Print Project Proposal: Virtual Tours

The majority of historic sites and museums make meaning through physical space and objects. The rise of digital tools have enabled institutions that are traditionally so grounded in their built environment to expand their reach beyond their physical boundaries. While digital archives have been a relatively easy and common way to increase a historic sites’ reach and accessibility, digital archives to not address the importance of place for institutions like Mount Vernon. Mount Vernon, which makes meaning through George Washington’s house and grounds, is using digital tools to increase accessibility to audiences who cannot travel to Mount Vernon itself. Mount Vernon has built a virtual tour for students and other audiences who cannot visit Mount Vernon to learn about George Washington and his home. The website calls the virtual tour “the second best way to visit Mount Vernon.”

This project will analyze how Mount Vernon—an institution that primarily makes meaning through physical space—uses the virtual tour to make meaning digitally. I will explore what narratives Mount Vernon chose to include and highlight in the virtual tour and how those narratives and interpretations differ—or do not differ—from those on the physical tour. It is possible (and likely) more people will interact with the virtual tour of Mount Vernon than with the actual grounds and interpreters at Mount Vernon. Therefore, it is necessary to understand and think critically about how a space is interpreted virtually versus physically, and how audiences respond and engage with each—as a substitute for the other? In addition to?

As a point of comparison, I will analyze Mount Vernon’s virtual tour against Monticello’s virtual tour.

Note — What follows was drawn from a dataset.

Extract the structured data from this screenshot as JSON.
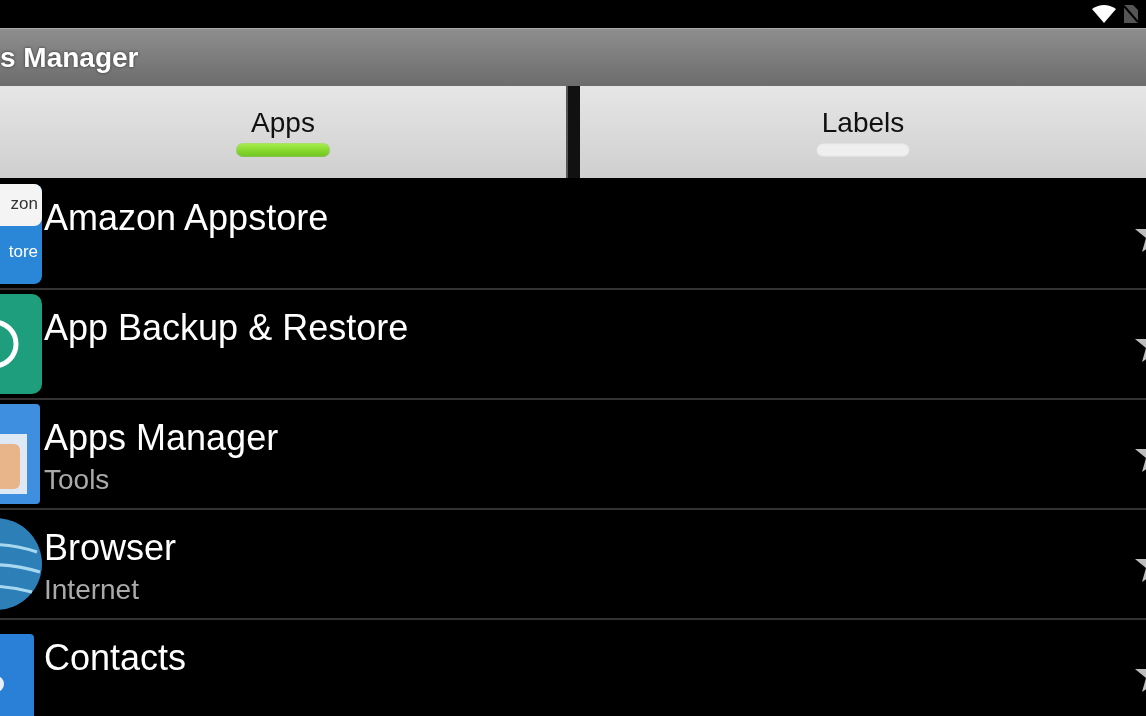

Both Mount Vernon and Monticello are historic homes and grounds (on which enslaved people lived and worked) of founding fathers (George Washington and Thomas Jefferson, respectfully) where meaning is made using the built environment. Since both sites have similar audiences, underlying narratives, and financial resources, a comparison of their virtual tours will allow for a more in depth analysis of how these two institutions use virtual technology from an interpretive standpoint, rather than from a pure image and fact standpoint. I also intend to analyze who their intended audiences are, and if different, how do different intended audiences affect the tour itself and how the tour is marketed.

Virtual tours are a great way to increase a historical sites’ accessibility, but it is not enough to increase accessibility for the sake of accessibility. It is important to understand what impact a digital tool, like a virtual tour, has on an institution’s narrative and interpretation, as well as audience engagement.

3 Replies to “Print Project Proposal: Virtual Tours”

  1. This sounds like a really great idea for a project, Emily! I have one question and one suggestion.

    Question: Is there any way you can get numbers on how many people actually do the virtual tour? I’m probably on the rightward side of the bell curve on how much I like historic houses, but I very rarely do virtual tours because I find them clumsy and awkward. Do you think most of the people who do the virtual tour do it instead of going to the house because they can’t make it there for some reason? It would be great if you could get some data on how people actually use them, and with what frequency.

    Suggestion: Given that you’re a longtime citizen of the beautiful commonwealth of Virginia, I’m sure you’ve been to both of these places. It would be really interesting if you could get some people who haven’t been to the physical houses to check out the virtual tour and give you their impressions—I feel like they might have an illuminating vantage point.

    This seems like a really interesting project, and I’ll be eager to read about it if you end up doing it!

  2. This sounds like a really interesting project – with historic houses like Mount Vernon or Monticello, which rely so much on tapping into the experience of “being there” in rooms that were used by famous individuals, I wonder how effectively a VR tour can really re-create the sensation of standing in these rooms. Does the tour provoke a different level of feeling present in different audiences?

  3. This is a great idea. Lot’s of historical sites offer these kinds of virtual tours and I don’t think I’ve seen much scholarship exploring how they work or don’t work and what parts of the stories of different sites are being emphasized.

    As you explore this, it would be good to also be thinking about the ways that the tours attempt to construct space and place. On that line of thinking, some of the things we get into relating to spatial humanities later in the semester may be of interest.

    It would also be good to try and do some leg work to historicize the development of these online virtual tours. For example, looking at the wayback machine from the Internet Archive, it looks like Mt. Vernon has had a kind of virtual tour up on it’s site since at least 1996 So I bet there will be discussion and exploration about the idea of “virtual tours” that goes back at least to the mid 90s.